Torque at axle = RI * alpha = (0.417 slug*ft^2)*12 rad/s^2 = 5 lbs*ft

Since the weight of the spoke is equally distributed between the attachment on the wheel and the axle, the vertical forces must balance out. This means that the vertical axle force must be equal to the weight of the wheel (10 lbs) plus the weight of the spoke (10 lbs), which is 20 lbs.

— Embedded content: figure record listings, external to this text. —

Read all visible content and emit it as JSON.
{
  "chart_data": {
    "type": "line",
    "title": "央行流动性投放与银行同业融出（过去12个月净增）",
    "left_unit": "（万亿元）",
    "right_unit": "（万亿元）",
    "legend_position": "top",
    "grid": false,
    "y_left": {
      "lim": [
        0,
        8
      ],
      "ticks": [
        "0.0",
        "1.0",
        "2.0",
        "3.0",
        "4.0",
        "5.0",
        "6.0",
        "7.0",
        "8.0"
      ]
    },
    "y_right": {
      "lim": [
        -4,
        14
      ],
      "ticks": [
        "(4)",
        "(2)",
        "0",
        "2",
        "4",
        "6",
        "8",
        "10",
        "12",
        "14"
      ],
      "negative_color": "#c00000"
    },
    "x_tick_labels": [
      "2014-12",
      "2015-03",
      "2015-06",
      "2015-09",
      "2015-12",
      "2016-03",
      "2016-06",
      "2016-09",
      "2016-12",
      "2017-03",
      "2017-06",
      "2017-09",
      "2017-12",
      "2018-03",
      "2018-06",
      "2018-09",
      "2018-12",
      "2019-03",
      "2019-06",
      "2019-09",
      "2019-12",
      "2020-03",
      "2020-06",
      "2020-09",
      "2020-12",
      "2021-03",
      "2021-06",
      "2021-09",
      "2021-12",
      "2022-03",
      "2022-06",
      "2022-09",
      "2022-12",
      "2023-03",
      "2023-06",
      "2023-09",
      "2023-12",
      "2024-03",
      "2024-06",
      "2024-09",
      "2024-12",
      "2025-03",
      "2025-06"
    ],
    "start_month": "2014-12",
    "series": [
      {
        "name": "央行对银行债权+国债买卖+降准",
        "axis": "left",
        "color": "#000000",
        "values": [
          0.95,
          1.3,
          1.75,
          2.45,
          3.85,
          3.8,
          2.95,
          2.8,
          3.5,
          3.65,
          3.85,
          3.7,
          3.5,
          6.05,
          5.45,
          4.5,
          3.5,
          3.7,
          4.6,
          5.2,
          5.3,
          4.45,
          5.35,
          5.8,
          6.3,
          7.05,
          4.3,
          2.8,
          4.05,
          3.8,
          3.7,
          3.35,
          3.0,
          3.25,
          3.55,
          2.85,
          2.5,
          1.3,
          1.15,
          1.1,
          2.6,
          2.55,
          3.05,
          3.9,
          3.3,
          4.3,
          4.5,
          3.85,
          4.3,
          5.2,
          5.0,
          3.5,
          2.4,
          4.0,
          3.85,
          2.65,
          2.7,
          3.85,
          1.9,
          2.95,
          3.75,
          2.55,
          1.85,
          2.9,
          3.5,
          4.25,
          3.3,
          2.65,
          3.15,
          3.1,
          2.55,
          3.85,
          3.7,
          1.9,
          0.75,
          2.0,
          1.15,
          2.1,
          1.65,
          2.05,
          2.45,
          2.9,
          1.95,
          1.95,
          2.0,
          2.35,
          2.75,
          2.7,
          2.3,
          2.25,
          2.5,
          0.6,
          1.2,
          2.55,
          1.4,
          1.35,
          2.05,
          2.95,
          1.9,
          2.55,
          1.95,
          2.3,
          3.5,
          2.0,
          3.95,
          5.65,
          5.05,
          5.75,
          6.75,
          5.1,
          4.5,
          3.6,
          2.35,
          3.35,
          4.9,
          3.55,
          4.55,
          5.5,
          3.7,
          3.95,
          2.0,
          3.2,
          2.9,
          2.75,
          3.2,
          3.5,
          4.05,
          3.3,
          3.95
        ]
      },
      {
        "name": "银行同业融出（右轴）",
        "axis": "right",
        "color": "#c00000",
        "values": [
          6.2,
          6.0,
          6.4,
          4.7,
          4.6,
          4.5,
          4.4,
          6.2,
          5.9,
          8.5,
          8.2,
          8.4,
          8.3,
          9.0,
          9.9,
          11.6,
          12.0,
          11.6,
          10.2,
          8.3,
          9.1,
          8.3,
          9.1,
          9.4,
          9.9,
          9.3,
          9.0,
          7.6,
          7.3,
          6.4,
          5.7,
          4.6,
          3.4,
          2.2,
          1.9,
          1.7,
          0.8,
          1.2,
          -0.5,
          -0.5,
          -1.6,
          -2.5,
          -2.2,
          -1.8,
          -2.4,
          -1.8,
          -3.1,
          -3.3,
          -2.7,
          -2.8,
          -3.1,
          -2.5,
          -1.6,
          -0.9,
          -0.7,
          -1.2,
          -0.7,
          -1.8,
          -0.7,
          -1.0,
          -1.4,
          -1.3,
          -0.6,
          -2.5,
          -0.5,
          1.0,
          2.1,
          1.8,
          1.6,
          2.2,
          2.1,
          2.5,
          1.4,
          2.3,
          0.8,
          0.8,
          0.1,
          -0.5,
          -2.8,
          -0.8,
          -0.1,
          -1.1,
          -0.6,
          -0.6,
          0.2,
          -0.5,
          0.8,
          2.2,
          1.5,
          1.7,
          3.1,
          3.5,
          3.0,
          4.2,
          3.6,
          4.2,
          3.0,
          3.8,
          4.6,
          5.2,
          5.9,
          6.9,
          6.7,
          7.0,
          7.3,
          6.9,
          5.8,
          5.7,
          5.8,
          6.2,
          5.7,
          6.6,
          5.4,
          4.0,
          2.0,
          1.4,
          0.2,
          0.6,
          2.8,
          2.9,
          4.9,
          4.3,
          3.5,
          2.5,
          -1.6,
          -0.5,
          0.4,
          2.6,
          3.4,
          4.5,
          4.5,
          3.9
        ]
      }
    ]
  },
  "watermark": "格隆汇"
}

Using the equation for sum of horizontal forces, we get:

Sum of horizontal forces = m(a-radial) = Tension of spoke

(20/32 slugs)(a-radial) = 5 lbs

a-radial = 8 ft/s^2

Now, using the equation for vertical forces, we get:

(20/32 slugs)(a-tangential) = vertical axle force - 10 lbs

(20/32 slugs)(12 ft/s^2) = vertical axle force - 10 lbs

vertical axle force = 15 lbs

Therefore, the force of the axle on the wheel is 15 lbs, which is the same as the vertical axle force. The upward force of 18 lbs mentioned in the answer may be referring to the net force on the wheel, which includes the force of the axle as well as the force of the ground pushing up on the wheel. This would make sense since the wheel is in equilibrium when it is released, meaning that the net force on the wheel is zero. In this case, the upward force of 18 lbs would be the sum of the force of the axle (15 lbs) and the force of the ground (3 lbs).